There is again so much hyperbole critical of Australian Front row stocks. There are plenty of very good props in Australia. Indeed there are some excellent Props. The problem is they are not getting developed properly. Robbie Deans, and before him (and before Connolly) Eddie Jones prescribed what they wanted from a front rower. They wanted mobility, tackling and work rate. We got Matt Dunning, Bill Young and more recently, S. Fainga'a, Ben Daley, Ben Alexander. Now these are all players who had and have potential to be good test front rowers. Perhaps not world best, but certainly not loci for derision that they have been the focus of. The problem is they have all been told what is required of them to be selected for the Wallabies and they train and practice accordingly. If a coach were to come in and say, to get selected a prop must have an acceptable technique at the scrum and be able to lift effectively at the lineout as the primary skill sets to be selected we would see a markedly different outcome. This has not happened.
Including the 2nd rowers in this and we have all seen that Robbie Deans cares little for the set piece in that he picked S. Timani for many tests even though he was a lineout liability because he was able to provide some debatable skills away from what most would regard as his core duties. Just as I say with the front row, if the second row cannot jump and compete effectively on both attacking and defensive lineouts and lock the scrum they do not fill the core requirements for selection.

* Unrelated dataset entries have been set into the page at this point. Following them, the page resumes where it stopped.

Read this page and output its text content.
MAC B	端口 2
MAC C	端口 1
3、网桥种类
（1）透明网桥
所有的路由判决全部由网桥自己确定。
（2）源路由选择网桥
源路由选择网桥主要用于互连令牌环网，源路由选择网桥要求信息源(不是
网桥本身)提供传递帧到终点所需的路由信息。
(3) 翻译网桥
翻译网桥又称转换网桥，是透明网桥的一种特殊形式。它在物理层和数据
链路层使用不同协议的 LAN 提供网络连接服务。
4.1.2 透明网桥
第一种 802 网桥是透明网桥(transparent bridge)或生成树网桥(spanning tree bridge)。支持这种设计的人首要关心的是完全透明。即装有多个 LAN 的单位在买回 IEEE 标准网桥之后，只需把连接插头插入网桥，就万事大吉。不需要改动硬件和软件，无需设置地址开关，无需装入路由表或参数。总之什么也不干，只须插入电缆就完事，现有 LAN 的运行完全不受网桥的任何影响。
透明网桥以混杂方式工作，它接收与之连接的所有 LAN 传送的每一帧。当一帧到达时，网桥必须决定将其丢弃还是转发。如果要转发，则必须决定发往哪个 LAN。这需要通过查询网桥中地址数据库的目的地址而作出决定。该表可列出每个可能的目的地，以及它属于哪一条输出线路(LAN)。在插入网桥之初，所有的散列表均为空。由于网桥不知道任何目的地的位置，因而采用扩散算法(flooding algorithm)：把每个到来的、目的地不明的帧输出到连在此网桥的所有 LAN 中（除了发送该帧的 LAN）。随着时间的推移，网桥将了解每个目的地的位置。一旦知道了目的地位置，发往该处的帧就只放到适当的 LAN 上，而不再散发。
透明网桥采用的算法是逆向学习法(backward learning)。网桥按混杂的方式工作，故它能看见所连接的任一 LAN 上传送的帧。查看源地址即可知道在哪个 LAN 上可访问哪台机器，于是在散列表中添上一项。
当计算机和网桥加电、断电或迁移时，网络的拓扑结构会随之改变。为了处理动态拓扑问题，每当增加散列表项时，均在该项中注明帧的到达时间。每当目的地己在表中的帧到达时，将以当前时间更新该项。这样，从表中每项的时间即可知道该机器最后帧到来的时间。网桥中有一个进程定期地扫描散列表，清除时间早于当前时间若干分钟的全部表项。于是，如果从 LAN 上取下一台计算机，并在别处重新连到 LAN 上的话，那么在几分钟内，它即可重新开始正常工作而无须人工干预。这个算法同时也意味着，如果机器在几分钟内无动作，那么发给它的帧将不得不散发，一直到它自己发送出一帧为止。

Every position on the field has such selection criteria, and that is the main point that I take from the Deans era, too many of those selection criteria just don't get met because players are picked out of position, or to fill a role away from the core duties of the position.
IMHO many thinking Rugby people will look back on the Deans era and regard him and his coaching in the same light as the Eddie Jones era, that of a man with definite and strongly held views of how the game should and would be played under him, and he would brook no questioning or alterations to his model. When it failed it was obviously the fault of the tools and we saw a succession of players used for long periods, often with the skill set foibles described above and then they were discarded and obviously blamed for the failures. Think here, R. Brown, S. Timani, N. Sharpe (though Sharpie just wouldn't go away), Giteau, Cooper, Baxter.
I do not accept that there is any lack of depth in players, the lack is in the management and development of the magnificent talent that is actually on offer, and that for me is the great tragedy of the Deans era, the waste of so much talent and the lack of development of that base skill. For me it has made a mockery of the very reason for his signing and alleged strength that Deans was supposed to have.